Addressing Saddle Points in Keras Model Training

42 views Asked by At

My keras model seems to have to hit a saddle point in it's training. Of course this is just an assumption; I'm not really sure. In any case, the loss stops at .0025 and nothing I have tried has worked to reduce the loss any further.

What I have tried so far is:

  1. Using Adam and RMSProp with and without cyclical learning rates. The Results are that the loss starts and stays .0989. The learning rates for cyclical learning where .001 to .1.

  2. After 4 or 5 epochs of not moving I tried SGD instead and the loss steadily declined too .0025. This is where the learning rate stalls out. After about 5 epochs of not changing I tried using SGD with cyclical learning enabled hoping it would decrease but I get the same result.

  3. I have tried increasing network capacity (as well as decreasing) thinking maybe the network hit it's learning limitations. I increased all 4 dense layers to 4096. That didn't change anything.

  4. I've tried different batch sizes.

The most epochs I have trained the network for is 7. However, for 6 of those epochs the loss or validation loss do not change. Do I need to train for more epochs or could it be that .0025 is not a saddle point but is the global minimum for my dataset? I would think there is more room for it to improve. I tested the predictions of the network at .0025 and they aren't that great.

Any advice on how to continue?

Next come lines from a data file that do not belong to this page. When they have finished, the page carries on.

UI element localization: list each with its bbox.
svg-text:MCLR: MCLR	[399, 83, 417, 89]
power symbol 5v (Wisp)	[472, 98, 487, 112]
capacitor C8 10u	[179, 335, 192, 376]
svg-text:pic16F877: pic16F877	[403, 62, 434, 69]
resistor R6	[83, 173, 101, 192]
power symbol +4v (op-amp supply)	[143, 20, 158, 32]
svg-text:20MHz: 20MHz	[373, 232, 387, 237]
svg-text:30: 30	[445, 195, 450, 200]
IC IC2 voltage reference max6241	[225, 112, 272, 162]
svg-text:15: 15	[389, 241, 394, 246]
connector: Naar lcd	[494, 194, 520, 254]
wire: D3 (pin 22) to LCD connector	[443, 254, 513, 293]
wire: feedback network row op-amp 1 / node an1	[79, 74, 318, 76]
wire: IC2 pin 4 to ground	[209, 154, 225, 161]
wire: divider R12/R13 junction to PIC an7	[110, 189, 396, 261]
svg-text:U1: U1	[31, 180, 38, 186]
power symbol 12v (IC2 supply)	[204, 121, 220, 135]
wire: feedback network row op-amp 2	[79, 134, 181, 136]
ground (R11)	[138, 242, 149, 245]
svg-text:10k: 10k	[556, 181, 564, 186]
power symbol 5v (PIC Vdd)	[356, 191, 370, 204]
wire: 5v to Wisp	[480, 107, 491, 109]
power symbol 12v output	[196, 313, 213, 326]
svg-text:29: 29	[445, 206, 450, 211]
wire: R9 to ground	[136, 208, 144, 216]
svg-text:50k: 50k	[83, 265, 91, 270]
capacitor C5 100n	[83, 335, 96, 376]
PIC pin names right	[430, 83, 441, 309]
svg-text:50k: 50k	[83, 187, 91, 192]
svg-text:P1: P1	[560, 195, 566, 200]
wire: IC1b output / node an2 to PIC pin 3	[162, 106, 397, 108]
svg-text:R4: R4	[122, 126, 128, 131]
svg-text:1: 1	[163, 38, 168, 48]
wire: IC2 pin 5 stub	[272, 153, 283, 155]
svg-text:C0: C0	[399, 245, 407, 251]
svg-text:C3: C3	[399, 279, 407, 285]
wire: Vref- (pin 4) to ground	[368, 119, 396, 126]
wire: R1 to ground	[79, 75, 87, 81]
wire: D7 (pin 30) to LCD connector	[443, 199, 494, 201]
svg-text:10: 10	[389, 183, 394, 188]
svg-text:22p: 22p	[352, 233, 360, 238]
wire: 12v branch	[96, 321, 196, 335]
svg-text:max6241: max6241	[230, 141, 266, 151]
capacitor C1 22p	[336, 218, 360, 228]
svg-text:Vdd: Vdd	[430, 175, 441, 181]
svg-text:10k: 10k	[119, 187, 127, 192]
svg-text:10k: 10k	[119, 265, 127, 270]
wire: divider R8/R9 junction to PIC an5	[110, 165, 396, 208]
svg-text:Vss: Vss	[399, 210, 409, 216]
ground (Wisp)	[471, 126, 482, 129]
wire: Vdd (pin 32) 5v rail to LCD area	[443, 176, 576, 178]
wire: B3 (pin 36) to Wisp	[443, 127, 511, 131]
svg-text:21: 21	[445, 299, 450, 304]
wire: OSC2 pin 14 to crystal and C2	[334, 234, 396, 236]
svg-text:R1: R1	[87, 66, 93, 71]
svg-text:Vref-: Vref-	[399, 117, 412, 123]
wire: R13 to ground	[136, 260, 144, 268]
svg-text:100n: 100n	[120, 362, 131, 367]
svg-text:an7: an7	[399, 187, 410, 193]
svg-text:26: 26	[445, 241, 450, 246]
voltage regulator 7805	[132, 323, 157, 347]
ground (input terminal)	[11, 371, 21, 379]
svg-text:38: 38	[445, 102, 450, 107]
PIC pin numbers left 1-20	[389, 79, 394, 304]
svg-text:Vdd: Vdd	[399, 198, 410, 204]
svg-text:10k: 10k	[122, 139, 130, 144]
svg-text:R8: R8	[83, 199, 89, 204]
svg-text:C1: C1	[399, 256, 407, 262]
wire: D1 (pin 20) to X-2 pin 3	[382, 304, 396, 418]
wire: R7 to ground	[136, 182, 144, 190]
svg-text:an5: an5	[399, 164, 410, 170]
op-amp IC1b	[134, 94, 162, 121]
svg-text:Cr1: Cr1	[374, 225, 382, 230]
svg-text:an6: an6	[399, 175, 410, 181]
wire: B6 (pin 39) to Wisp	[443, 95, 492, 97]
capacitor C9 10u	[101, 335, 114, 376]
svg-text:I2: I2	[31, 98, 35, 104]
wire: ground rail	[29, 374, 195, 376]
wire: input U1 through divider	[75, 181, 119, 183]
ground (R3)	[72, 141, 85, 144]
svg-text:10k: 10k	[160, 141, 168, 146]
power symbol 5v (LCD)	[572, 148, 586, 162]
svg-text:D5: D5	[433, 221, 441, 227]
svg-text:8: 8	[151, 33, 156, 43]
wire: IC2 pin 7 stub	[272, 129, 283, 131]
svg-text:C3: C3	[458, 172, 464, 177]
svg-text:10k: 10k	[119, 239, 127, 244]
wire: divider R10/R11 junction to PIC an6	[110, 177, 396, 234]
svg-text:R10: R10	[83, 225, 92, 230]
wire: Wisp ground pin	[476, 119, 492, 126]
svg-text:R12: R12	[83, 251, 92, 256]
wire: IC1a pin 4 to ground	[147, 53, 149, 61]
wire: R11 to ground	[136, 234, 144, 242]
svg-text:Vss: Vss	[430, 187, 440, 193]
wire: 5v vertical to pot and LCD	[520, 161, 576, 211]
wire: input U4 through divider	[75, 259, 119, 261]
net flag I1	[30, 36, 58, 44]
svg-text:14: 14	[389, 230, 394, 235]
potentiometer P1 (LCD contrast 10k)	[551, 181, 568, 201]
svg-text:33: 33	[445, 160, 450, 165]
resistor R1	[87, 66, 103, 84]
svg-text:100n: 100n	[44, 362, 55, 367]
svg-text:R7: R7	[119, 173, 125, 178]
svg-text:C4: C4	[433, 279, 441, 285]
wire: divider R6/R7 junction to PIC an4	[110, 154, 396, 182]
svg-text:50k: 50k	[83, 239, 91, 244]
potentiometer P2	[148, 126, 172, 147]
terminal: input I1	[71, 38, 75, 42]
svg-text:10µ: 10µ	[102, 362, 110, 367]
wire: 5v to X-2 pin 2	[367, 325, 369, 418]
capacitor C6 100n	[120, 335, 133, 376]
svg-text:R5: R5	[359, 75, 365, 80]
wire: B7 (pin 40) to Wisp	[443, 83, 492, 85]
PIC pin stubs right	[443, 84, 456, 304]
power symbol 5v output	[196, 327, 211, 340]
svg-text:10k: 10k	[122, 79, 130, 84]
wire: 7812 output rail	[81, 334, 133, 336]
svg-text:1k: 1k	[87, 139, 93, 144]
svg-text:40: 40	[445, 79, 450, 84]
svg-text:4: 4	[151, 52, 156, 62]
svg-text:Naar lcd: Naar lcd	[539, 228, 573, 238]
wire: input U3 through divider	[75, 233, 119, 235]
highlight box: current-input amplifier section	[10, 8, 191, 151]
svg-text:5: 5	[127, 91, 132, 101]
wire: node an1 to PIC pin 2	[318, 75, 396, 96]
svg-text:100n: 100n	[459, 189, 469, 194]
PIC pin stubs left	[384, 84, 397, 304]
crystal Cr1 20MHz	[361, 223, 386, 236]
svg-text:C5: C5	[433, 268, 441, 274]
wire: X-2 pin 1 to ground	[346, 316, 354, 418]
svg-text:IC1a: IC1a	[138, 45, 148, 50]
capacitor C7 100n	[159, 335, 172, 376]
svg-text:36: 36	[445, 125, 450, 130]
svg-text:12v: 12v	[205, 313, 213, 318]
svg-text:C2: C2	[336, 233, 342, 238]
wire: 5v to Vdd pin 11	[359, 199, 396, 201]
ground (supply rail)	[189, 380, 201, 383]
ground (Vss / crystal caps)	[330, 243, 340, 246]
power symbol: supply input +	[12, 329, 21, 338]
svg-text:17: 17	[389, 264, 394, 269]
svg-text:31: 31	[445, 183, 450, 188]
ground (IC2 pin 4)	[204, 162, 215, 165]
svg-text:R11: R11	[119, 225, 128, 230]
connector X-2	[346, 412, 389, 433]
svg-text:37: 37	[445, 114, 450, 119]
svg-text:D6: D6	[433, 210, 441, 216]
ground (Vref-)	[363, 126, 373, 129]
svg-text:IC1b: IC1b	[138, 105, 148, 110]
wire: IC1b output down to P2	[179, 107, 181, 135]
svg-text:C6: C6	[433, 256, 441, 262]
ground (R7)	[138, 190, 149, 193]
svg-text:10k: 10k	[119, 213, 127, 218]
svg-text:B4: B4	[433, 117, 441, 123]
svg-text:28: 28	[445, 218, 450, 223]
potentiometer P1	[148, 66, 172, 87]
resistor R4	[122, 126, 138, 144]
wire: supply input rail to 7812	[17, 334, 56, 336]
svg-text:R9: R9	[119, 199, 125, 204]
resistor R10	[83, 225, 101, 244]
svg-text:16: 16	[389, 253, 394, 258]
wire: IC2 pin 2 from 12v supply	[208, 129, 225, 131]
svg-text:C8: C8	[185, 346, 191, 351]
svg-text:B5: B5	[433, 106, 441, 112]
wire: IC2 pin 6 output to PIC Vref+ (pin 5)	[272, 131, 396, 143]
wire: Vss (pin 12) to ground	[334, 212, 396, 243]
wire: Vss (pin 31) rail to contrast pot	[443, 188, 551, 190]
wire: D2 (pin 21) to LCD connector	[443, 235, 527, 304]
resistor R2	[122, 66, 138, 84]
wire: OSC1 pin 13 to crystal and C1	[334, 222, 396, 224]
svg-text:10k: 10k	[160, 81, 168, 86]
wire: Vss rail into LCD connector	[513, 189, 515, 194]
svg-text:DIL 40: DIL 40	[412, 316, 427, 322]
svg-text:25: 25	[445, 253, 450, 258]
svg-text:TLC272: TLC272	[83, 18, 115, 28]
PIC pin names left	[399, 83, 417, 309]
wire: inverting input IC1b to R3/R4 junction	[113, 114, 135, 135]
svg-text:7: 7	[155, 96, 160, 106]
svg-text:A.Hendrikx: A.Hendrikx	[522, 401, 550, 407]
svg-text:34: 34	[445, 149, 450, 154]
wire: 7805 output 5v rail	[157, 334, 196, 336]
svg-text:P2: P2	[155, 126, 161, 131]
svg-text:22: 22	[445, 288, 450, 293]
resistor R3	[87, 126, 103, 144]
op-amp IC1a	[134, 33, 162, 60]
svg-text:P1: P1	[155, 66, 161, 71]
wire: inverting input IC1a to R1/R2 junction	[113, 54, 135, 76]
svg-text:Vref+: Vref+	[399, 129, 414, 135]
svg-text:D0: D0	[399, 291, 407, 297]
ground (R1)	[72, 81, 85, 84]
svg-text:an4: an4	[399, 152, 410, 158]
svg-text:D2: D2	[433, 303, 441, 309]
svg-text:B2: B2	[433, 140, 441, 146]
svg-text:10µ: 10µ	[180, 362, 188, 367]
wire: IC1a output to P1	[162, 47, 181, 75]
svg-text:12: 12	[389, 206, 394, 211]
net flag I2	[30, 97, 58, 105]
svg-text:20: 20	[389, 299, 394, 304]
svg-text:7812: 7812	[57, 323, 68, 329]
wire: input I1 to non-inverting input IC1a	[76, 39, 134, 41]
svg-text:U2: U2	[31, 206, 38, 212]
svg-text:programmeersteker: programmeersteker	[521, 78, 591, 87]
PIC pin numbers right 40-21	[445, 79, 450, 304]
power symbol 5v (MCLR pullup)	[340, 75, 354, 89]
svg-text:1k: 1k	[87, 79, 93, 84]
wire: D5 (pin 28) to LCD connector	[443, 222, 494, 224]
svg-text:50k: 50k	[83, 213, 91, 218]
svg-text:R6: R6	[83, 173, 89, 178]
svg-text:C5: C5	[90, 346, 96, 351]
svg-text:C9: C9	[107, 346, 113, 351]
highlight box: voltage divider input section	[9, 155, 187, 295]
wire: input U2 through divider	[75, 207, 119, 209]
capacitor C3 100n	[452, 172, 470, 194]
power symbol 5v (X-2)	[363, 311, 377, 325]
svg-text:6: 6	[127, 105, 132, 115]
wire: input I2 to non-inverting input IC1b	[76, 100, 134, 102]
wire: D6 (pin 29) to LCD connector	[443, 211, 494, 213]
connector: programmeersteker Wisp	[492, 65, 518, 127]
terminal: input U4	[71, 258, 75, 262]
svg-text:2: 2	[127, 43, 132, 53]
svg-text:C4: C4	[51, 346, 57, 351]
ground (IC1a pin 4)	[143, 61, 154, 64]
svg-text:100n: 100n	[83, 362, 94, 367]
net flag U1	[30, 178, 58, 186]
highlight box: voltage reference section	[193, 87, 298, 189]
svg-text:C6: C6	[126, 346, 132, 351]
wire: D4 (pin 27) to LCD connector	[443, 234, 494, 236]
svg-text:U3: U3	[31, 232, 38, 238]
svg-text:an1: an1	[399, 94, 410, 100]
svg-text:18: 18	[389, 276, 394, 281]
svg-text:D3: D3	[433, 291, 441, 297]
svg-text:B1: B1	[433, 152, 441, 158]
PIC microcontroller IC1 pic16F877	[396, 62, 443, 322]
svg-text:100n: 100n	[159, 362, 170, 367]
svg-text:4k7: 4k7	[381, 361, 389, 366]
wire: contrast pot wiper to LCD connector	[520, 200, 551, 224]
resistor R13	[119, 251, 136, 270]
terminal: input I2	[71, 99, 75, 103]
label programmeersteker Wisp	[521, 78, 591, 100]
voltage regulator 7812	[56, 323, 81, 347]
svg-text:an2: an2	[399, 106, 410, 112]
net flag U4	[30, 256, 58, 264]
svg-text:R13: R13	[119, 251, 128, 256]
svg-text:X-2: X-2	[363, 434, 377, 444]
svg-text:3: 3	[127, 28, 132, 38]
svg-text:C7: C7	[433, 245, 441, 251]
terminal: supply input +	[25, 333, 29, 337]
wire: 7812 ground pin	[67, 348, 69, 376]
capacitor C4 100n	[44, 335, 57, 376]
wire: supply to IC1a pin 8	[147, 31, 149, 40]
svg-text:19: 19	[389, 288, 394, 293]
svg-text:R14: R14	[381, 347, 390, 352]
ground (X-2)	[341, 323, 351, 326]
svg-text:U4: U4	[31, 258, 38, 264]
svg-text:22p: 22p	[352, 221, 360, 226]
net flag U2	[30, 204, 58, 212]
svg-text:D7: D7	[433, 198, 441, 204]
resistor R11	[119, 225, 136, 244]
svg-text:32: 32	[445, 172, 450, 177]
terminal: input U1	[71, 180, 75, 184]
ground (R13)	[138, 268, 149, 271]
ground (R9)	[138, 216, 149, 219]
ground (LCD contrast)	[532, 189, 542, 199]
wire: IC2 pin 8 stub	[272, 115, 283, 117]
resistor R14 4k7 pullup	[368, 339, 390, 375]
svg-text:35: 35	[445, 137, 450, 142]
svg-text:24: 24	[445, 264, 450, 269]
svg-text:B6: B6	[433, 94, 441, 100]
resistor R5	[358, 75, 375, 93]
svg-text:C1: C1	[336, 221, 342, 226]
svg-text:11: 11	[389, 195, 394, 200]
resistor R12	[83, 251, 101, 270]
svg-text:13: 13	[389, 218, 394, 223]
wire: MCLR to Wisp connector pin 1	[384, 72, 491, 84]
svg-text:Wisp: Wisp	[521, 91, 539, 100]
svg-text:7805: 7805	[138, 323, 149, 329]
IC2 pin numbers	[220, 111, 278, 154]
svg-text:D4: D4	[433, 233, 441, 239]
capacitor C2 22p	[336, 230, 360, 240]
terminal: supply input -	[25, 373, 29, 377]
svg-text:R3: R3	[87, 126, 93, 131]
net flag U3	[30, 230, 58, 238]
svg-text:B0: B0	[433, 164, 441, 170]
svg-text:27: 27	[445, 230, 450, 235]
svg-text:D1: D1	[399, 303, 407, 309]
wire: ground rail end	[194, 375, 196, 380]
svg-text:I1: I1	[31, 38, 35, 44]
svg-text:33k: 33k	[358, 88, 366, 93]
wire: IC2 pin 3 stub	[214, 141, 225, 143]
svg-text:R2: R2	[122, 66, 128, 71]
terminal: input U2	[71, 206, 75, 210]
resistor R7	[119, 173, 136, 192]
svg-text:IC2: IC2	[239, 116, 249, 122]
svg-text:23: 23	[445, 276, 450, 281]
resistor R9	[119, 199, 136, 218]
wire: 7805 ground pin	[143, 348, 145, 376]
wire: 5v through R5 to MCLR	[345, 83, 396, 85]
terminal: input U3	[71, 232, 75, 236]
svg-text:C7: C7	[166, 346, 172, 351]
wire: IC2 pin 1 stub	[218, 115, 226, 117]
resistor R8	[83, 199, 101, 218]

My code is below.

For starters my keras model is similar in style to VGG-16:

# imports 
pip install -q -U tensorflow_addons
import tensorflow_addons as tfa
import tensorflow as tf
from tensorflow import keras
from keras import layers

def get_model(input_shape):
    input = keras.input(shape=input_shape)
    x = layers.Conv2D(filters=64, kernel_size= (3, 3), activation='relu', paddings="same")(input)
    x = layers.Conv2D(filters=64, kernel_size= (3, 3), activation='relu', paddings="same")(input)
    x = layers.MaxPooling2D(pool_size=(2, 2) strides=none, paddings="same")(x)

    x = layers.Conv2D(filters=128, kernel_size= (3, 3), activation='relu', paddings="same")(input)
    x = layers.Conv2D(filters=128, kernel_size= (3, 3), activation='relu', paddings="same")(input)
    x = layers.MaxPooling2D(pool_size=(2, 2) strides=none, paddings="same")(x)

    x = layers.Conv2D(filters=256, kernel_size= (3, 3), activation='relu', paddings="same")(input)
    x = layers.Conv2D(filters=256, kernel_size= (3, 3), activation='relu', paddings="same")(input)
    x = layers.Conv2D(filters=256, kernel_size= (3, 3), activation='relu', paddings="same")(input)
    x = layers.Conv2D(filters=256, kernel_size= (3, 3), activation='relu', paddings="same")(input)
    x = layers.MaxPooling2D(pool_size=(2, 2) strides=none, paddings="same")(x)

    x = layers.Conv2D(filters=512, kernel_size= (3, 3), activation='relu', paddings="same")(input)
    x = layers.Conv2D(filters=512, kernel_size= (3, 3), activation='relu', paddings="same")(input)
    x = layers.Conv2D(filters=512, kernel_size= (3, 3), activation='relu', paddings="same")(input)
    x = layers.Conv2D(filters=512, kernel_size= (3, 3), activation='relu', paddings="same")(input)
    x = layers.MaxPooling2D(pool_size=(2, 2) strides=none, paddings="same")(x)

    x = layers.Flatten()(x)
    x = layers.Dense(4096, activation='relu')(x)
    x = layers.Dense(2048, activation='relu')(x)
    x = layers.Dense(1024, activation='relu')(x)
    x = layers.Dense(512, activation='relu')(x)

    output = layers.Dense(9, activation='sigmoid')(x)
    return keras.models.Model(inputs=input, outputs=output)

# define learning rate range
lr_range = [.001, .1]
epochs = 100
batch_size = 32
# based on https://www.tensorflow.org/addons/tutorials/optimizers_cyclicallearningrate
steps_per_epoch = len(training_data)/batch_size
clr = tfa.optimizers.CyclicalLearningRate(initial_learning_rate=lr_range[0],
    maximal_learning_rate=lr_range[1],
    scale_fn=lambda x: 1/(2.**(x-1)),
    step_size=2 * steps_per_epoch
)
optimizer = tf.keras.optimizers.Adam(clr)

model = get_model((224, 224, 3))
model.compile(optimzer=optimzer, loss='mean_squared_error')
# used tf.dataset objects for model input
model.fit(train_ds, validation_data=valid_ds, batch_size=batch_size, epochs=epochs)
0

There are 0 answers